Advanced Analytics is not easy. It takes significantly more effort than hiring a bunch of Data Scientists and leasing Analytics software and tools.
Some questions to consider as an operating executive when preparing to embark on an Analytics journey:
- What is the mission? What do you hope to achieve? It is critical that operating executives define the operating mission upfront before investing resources.
- Is this a one-off exercise?
- Is the plan to develop a process and deploy models into production?
- Is the exercise designed to predict customer churn? Retail sales for a specific location during a specific time period? Credit card fraud detection?
- Define the mission as explicitly as possible.
- What data is available to you? This includes your organization’s enterprise data as well as third-party and public data sets.
- Which data sets consist of structured data?
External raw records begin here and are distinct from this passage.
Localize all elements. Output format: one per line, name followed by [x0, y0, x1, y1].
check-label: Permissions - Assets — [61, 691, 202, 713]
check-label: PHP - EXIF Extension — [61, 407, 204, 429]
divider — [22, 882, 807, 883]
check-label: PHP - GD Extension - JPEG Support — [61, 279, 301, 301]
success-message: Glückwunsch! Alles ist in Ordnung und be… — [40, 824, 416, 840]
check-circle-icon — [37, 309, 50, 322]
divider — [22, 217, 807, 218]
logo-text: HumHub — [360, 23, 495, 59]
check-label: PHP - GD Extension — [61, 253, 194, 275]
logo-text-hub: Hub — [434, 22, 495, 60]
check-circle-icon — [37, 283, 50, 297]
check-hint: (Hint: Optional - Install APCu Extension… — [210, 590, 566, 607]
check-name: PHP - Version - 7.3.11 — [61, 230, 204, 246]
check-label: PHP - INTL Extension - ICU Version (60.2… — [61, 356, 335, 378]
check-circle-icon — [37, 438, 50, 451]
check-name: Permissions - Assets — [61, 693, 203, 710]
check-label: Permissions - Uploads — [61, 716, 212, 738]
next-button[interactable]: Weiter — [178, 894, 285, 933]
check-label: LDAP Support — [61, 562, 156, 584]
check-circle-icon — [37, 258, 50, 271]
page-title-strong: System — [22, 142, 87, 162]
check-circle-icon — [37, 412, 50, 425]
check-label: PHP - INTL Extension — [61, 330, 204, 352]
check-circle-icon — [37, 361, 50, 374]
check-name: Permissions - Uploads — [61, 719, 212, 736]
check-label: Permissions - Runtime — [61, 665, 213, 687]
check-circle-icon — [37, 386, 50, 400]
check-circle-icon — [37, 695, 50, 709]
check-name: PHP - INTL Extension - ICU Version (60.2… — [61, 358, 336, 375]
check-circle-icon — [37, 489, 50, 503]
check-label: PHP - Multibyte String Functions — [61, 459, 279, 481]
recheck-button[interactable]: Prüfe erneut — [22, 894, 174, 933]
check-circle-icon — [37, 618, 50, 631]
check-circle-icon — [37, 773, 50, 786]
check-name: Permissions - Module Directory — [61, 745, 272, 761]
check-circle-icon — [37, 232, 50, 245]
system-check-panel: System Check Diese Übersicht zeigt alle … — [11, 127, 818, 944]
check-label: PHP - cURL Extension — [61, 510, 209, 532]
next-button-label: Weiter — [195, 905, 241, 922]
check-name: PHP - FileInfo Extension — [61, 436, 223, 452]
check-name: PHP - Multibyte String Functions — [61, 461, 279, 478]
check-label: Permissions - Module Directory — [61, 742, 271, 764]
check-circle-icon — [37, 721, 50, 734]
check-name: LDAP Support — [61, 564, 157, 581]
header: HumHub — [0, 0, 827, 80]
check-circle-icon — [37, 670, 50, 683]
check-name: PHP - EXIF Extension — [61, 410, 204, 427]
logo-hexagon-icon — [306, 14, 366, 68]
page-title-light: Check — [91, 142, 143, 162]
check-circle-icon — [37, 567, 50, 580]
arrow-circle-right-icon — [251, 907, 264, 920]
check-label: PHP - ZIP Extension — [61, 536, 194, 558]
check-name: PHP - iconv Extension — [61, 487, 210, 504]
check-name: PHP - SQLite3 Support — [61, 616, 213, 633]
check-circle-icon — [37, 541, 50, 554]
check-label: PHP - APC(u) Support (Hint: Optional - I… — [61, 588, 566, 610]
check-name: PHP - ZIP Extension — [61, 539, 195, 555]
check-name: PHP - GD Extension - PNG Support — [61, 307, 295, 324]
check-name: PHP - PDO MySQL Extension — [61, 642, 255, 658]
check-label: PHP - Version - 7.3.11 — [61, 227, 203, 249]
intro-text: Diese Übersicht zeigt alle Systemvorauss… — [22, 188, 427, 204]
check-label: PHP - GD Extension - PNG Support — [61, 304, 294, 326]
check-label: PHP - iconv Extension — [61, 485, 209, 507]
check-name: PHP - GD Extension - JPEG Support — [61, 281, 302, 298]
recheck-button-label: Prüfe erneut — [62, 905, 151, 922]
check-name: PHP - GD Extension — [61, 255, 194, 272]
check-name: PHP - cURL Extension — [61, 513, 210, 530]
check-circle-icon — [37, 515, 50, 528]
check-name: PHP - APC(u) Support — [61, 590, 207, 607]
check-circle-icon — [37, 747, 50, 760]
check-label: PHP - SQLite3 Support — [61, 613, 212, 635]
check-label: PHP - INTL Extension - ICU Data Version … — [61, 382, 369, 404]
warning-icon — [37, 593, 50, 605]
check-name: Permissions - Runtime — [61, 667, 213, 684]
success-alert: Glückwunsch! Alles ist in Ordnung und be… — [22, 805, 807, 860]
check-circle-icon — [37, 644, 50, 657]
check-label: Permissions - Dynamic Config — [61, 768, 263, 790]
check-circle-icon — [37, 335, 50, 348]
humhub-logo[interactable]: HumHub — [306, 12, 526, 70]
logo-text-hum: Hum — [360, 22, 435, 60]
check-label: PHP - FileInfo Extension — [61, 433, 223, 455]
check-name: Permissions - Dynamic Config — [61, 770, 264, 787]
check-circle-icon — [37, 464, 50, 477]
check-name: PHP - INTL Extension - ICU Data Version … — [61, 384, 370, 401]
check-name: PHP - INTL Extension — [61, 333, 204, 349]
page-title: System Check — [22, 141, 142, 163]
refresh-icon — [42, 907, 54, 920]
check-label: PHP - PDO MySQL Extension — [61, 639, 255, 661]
Unstructured data?
- Does the data reside within stovepipe applications, is it available via APIs or both?
- What resources can you leverage?
- How many skilled people with relevant experience (Data Scientists and the like) are you able to deploy?
- Will adjacent technologies be incorporated into the process such as computer vision or visualization tools?
- Consider skilled processionals required not just to build models, but to extract, cleanse and label data. Data labeling can be an incredibly labor intensive process, especially for AI and Machine Learning projects. In addition, models must be tested thoroughly before deployment into production.
- Identify the resource gap: available resources vs. resources necessary to complete the mission.
- What is the plan for when production models fail? Approximately 20% of models make it into production and eventually those production models will fail. Look no further than insurance carriers during the COVID pandemic, or quant hedge funds during the 2008 financial crisis.